Individuals and businesses are subject to income taxes. The maximum rate is 35 percent of annual earnings in excess of Rp 50 million (about $25,000). On April 1, 1985, a value-added tax (VAT) was introduced. The level of tariff protection has been reduced. Companies can apply for an exemption from or a rebate of import; duties and VAT paid on inputs used to produce exports. A few products remain subject to export taxes. In October 1989 export taxes on sawn lumber were raised to prohibitive levels. In July 1988, Indonesia and the United States signed a double taxation agreement, which entered into force in December 1990.

4. Debt Management Policies

Indonesia's medium and long term foreign debt, both official and private, totals about $65 billion. In 1991 Indonesia will pay approximately $4.7 billion in principal payments and $2.9 billion in interest payments on public sector debt, or about 26 percent of its projected total export earnings. The government is fully committed to meeting its debt service obligations and has no plans to seek a debt rescheduling.

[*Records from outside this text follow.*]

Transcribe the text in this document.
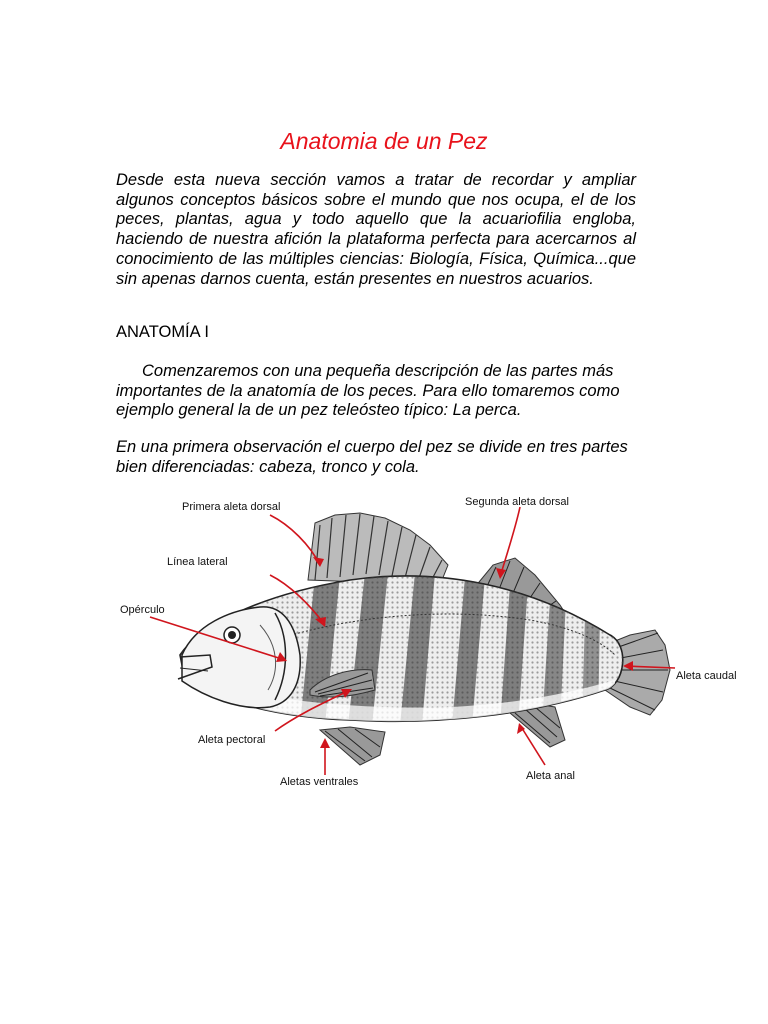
Anatomia de un Pez

Desde esta nueva sección vamos a tratar de recordar y ampliar algunos conceptos básicos sobre el mundo que nos ocupa, el de los peces, plantas, agua y todo aquello que la acuariofilia engloba, haciendo de nuestra afición la plataforma perfecta para acercarnos al conocimiento de las múltiples ciencias: Biología, Física, Química...que sin apenas darnos cuenta, están presentes en nuestros acuarios.

ANATOMÍA I

Comenzaremos con una pequeña descripción de las partes más importantes de la anatomía de los peces. Para ello tomaremos como ejemplo general la de un pez teleósteo típico: La perca.

En una primera observación el cuerpo del pez se divide en tres partes bien diferenciadas: cabeza, tronco y cola.

Primera aleta dorsal	Segunda aleta dorsal
Línea lateral
Opérculo
Aleta caudal
Aleta pectoral
Aletas ventrales	Aleta anal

In response to the sharp increase in external debt occasioned by higher private sector offshore borrowing, the government in September 1991 set up a cabinet-level team to oversee foreign borrowing. The team is charged with reviewing applications for foreign commercial credits to finance projects in which the government or a state-owned enterprise is involved. The announcement of the team's formation stated that financing for purely private projects is not directly affected. The team is also charged with prioritizing the use of offshore funds by project and with establishing ceilings for government total borrowing by fiscal year. In October 1991 the team announced guidelines on public and private sector foreign commercial borrowing through FY 1995/96 ranging from $5.6 to $6.5 billion total per year. It also decided to defer four large projects in the petroleum sector with a total cost of $9.8 billion.